Even without contrived tribulations, however, the broad contingencies in adventure races—bad weather, navi.gation errors, health problems—tend to steer actual events away from the script, occasionally causing the circus to spiral dangerously out of control. In 1997, at the ESPN-sponsored X Games adventure race on the Baja Peninsula, 250 miles south of San Diego, organizers grossly under-estimated potential problems such as dehydration and heatstroke. First, participants’ shoes melted from under their feet; then racers began collapsing all over the course. In a few cases, it took hours for rescuers to reach the endangered contestants, one of whom slipped into a coma and had to be hospitalized. In 1995, Eco-Challenge racer Robin Horsfield succumbed to hypothermia after spending the night in a water-filled Utah canyon and had to be evacuated by helicopter. That same year, at the Raid Gauloises in Borneo, New Zealand’s Steve Gurney contracted a potentially fatal virus after an open wound was exposed to bat guano in a cave; he was on a respirator for three weeks.

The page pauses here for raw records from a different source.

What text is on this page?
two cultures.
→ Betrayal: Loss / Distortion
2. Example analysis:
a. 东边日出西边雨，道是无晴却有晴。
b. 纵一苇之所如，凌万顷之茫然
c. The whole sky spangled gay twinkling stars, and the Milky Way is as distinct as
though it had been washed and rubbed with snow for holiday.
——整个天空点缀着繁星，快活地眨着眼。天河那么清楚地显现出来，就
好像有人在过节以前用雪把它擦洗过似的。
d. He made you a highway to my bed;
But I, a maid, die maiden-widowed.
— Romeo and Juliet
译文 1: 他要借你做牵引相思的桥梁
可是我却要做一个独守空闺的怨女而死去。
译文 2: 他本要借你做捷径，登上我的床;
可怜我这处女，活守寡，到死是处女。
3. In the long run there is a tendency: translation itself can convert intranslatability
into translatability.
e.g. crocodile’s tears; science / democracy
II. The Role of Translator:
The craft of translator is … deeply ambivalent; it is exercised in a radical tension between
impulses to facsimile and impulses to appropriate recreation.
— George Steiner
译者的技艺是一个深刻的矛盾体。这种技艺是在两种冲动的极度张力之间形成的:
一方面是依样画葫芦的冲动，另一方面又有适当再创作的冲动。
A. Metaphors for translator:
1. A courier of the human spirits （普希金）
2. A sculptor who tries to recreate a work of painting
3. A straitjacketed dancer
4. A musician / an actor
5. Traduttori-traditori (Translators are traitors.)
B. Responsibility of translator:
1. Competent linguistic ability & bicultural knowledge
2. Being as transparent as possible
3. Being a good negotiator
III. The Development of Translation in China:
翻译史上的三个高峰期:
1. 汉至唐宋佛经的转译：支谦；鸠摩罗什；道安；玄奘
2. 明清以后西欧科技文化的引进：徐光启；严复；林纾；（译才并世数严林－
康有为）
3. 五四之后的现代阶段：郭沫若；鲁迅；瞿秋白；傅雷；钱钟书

Despite the mishaps and risks, veteran participants are quick to defend their pursuit. “Let critics who say this isn’t a sport try to finish one of these events, let alone compete,” says Billy Mattison, an accomplished mountaineer who captained the winning American team from Vail in 1998’s Eco-Challenge in Morocco. In the end, it may be the athletes themselves who steer the adventure-racing soap opera in a new direction. “The Eco-Challenge may be the gold standard by which you measure a great television adventure, but it is not the gold standard by which you measure adventure racing,” says Dugard. “I think the hard-core adventure racer is already moving away from what Burnett’s doing.”